[Tutor] A list in list problem

Alan Gauld alan.gauld at freenet.co.uk
Mon Aug 21 18:41:59 CEST 2006

>>>> a=b=[]
>>>> a
> []
>>>> b
> []

These are the same list.

>>>> a=[1,2,3]

But here you create a new list and assign it to a.

>>>> a
> [1, 2, 3]
>>>> b
> []

So a points to the new list and b to the original.

> Tinkering some more I think it is the append that did it.

Yes, the append adds the data to the original list.

>>>> a=b=[]
>>>> a
> []
>>>> b
> []
>>>> a.append([1,2,3])
>>>> a
> [[1, 2, 3]]
>>>> b
> [[1, 2, 3]]

Exactly so.

> It appended to the common object and did not create a separate one ?

Yes, the first assignment to 'a' created a new list and broke the
shared reference.

I almost never use the x=y=value style for this reason.
For the minimal amount of typing I prefer either

x = value1
y = value2

or tuple assignment:

x,y = v1,v2

Which for lists is:

x,y = [],[]

ie two separate empty lists.

> I guess var1 = var2 = 0 is generally bad programming style ?

Its fine if you're sure it's what you want, but what it looks like
isn't always what you get... as you discovered  :-)

> get my code more compact using list comprehension etc

Compact code is not always a virtue.
Tuple assignment seems to me a good compromise.
And FWIW I try to limit tuple assignment to 3 values max
just for clarity.
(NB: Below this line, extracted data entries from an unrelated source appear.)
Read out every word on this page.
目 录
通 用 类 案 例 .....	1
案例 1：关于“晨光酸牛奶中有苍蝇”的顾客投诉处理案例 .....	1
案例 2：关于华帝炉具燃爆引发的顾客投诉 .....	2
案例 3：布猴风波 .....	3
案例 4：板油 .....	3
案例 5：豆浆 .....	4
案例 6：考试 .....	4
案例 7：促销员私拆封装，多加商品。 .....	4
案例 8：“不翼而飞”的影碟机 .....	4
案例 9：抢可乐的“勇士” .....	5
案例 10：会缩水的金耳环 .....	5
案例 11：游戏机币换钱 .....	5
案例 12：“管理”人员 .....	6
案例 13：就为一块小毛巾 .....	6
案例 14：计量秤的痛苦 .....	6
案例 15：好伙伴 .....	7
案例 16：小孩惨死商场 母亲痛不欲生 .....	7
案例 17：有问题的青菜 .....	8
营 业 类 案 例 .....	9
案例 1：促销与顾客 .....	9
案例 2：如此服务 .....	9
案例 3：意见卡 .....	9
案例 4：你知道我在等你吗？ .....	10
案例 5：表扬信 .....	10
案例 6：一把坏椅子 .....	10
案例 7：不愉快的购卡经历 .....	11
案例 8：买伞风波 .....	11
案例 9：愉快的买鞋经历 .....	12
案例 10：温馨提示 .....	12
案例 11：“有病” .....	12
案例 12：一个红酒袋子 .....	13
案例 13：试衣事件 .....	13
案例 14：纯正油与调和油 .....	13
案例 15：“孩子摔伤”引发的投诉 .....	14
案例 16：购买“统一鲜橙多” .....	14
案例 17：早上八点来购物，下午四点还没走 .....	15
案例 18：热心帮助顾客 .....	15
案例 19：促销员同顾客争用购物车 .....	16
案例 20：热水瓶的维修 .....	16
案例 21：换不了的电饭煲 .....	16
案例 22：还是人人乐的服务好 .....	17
Also I try to ensure the variables are linked
in some way - like x,y coordinates, or similar types of variable:
max_len, min_len etc

> PS This is probably an impossible question but I always struggle to 
> find names
> for variables - any hints ?

Write a description of what it is there for - what does it do in the 
Abbreviate that to a couple of key words. That's your name... If you 
a more detailed view find a copy of Code Complete by McConnell, it
has a whole chapter on variable naming issues...
Your variable names looked ok to me FWIW.